17 January 2008
How the U.S. government fights human trafficking

Washington -- After recruiters painted a beautiful picture of foreign job prospects, Aye Aye Win, a Burmese national, and some 800 Burmese migrants willingly traveled to a shrimp-farming and -processing factory and were forced to work day and night, were never paid and were forbidden to leave the remote barbed-wire-fenced compound.
When she tried to escape, she was tied to a pole in a courtyard, beaten and denied food or water. She was freed by Thai police in 2006.
Reflecting on Aye Aye’s story, Mark Lagon, head of the U.S. State Department’s Office to Monitor and Combat Trafficking in Persons, asked: “Beaten and tortured, starved and humiliated: Is this not slavery?”
The U.S. government estimates that some 800,000 people are trafficked across international borders annually and millions more are trafficked within their own countries. They are coerced into indentured servitude or bonded labor, bought and sold into prostitution, domestic servitude or farm labor and captured to serve as child soldiers. Approximately 80 percent of transnational victims are female, and up to 50 percent are minors. Most females are trafficked into commercial sexual exploitation.
The State Department’s Office to Monitor and Combat Trafficking in Persons, with a staff of 31 people, now is recognized widely, not the least because of its annual report on trafficking. In operation only since November 2001, the office was recognized by New York Times columnist Nicholas Kristof as “one of the most effective units in the U.S. government.”
THE TIP REPORT
The office emphasizes what it calls “the three P’s”: prosecuting traffickers, protecting and assisting victims and preventing trafficking from occurring or continuing. Its annual Trafficking in Persons (TIP) report ranks 164 countries into one of four categories (Tier 1, Tier 2, Tier 2 Watch List and Tier 3) based on their compliance with the minimum standards for eliminating human trafficking. Much of the report’s information is collected during on-the-ground visits by office representatives, who venture into isolated regions to uncover hidden routes and trafficking tactics.
In part because of the report:
• Cambodia shut down a red-light district where 10-year-olds openly were sold and prostituted and “cheap girls” were advertised on the Internet;
• Japan slashed the number of entertainment visas issued to certified Filipina dancers, singers or other entertainers because traffickers were forcing many of these women into prostitution;
• The United Arab Emirates eliminated the exploitation of South Asian boys as camel-racing jockeys and paid for the repatriation of more than 1,000 boys to their home countries;

• Jamaica pledged to step up prosecutions this year;
• Saudi Arabia said it intended to adopt the 2000 U.N. Trafficking in Persons Protocol; and
• Taiwan vowed to strengthen its antitrafficking laws.

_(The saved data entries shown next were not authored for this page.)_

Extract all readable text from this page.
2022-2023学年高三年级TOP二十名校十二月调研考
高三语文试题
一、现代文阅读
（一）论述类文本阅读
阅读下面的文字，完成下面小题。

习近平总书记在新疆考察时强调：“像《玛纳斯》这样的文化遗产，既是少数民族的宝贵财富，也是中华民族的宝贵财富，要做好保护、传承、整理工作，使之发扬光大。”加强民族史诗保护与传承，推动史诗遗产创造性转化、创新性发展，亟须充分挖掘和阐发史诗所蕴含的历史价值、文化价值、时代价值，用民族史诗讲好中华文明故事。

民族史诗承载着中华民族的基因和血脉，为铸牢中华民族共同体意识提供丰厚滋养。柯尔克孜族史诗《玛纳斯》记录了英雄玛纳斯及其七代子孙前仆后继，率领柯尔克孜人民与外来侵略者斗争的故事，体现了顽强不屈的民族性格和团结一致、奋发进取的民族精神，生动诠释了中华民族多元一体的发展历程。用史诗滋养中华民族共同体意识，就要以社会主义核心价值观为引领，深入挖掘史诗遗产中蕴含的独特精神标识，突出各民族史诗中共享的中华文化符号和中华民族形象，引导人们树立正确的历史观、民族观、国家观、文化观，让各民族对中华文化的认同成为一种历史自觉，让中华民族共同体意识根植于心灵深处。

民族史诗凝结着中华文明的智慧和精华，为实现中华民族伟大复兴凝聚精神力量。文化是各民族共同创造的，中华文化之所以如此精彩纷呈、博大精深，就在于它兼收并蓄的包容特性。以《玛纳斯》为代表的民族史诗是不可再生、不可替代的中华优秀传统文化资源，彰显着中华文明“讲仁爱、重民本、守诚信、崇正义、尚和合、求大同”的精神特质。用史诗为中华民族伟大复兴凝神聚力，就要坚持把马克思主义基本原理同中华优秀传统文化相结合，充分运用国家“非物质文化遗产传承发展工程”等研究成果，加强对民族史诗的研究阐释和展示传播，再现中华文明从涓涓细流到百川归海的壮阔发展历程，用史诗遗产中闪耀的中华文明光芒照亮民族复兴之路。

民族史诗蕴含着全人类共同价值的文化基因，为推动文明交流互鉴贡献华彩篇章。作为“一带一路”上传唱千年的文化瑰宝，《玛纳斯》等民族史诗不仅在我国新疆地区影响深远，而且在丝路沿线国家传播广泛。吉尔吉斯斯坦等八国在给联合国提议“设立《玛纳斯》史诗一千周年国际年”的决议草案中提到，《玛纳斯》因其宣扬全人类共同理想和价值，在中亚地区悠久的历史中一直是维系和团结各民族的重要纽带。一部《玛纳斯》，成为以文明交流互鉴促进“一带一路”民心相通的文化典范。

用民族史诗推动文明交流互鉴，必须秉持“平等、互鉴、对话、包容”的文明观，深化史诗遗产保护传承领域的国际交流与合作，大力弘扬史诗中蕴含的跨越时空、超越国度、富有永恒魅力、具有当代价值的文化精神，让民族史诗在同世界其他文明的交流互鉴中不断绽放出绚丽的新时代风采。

From the report’s release in June through the following February, office representatives engage foreign governments on antitrafficking objectives in the report and collect fresh information. The most important destinations are Tier 3, Tier 2 Watch List and Tier 2 countries deemed at risk of falling to lower categories in the coming year.
FORGING PARTNERSHIPS
The office manages a variety of grants, ranging from $25,000 to more than $1 million. One such grant provided partial funding for a Journal of the American Medical Association study on the link between sex trafficking and HIV incidence. The study found that HIV prevalence among women trafficked from Nepal and prostituted in India is 38 percent and exceeds 60 percent among girls prostituted prior to 15 years of age.
The office also creates new models for rescuing, rehabilitating and repatriating victims. It partnered with the International Finance Corporation in 2006 to provide counseling, job training and employment opportunities for human trafficking victims and at-risk women in developing countries.
The office partners with U.S.-based nongovernmental organizations (NGOs) such as the International Justice Mission, Free the Slaves, World Vision, the Protection Project, the Coalition Against Trafficking in Women and the Polaris Project. A recent collaboration with the Polaris Project studied the migration of Washington pimps and traffickers from the streets to online outlets following police crackdowns.
Worldwide, the office has partnerships with grantees from India to Mexico, governments from Sweden to Ghana and international entities such as the International Labor Organization.
The office also has consulted on movies, television shows and books, including the Lifetime Network’s film Human Trafficking, screened in more than 80 U.S. embassies worldwide.
ACTION AT HOME
Addressing trafficking in the United States, Lagon said, “In addition to offering advice to other governments on how to live up to the basic standards of the U.N. Protocol on TIP, efforts at home are invaluable to our diplomacy.” He added, “These actions show we have a problem, are trying to make strides, hold ourselves to account and have models to share as partners.”
“This campaign to raise awareness about human trafficking to find more victims is a quintessentially American response,” Lagon said. “It’s an exceptionally important effort because we are helping the most degraded, most exploited, most dehumanized people in the world.”
The author is a public affairs specialist in the U.S. State Department’s Office to Monitor and Combat Trafficking in Persons. This article was adapted from a longer piece that appeared in the January 2008 edition of State Magazine.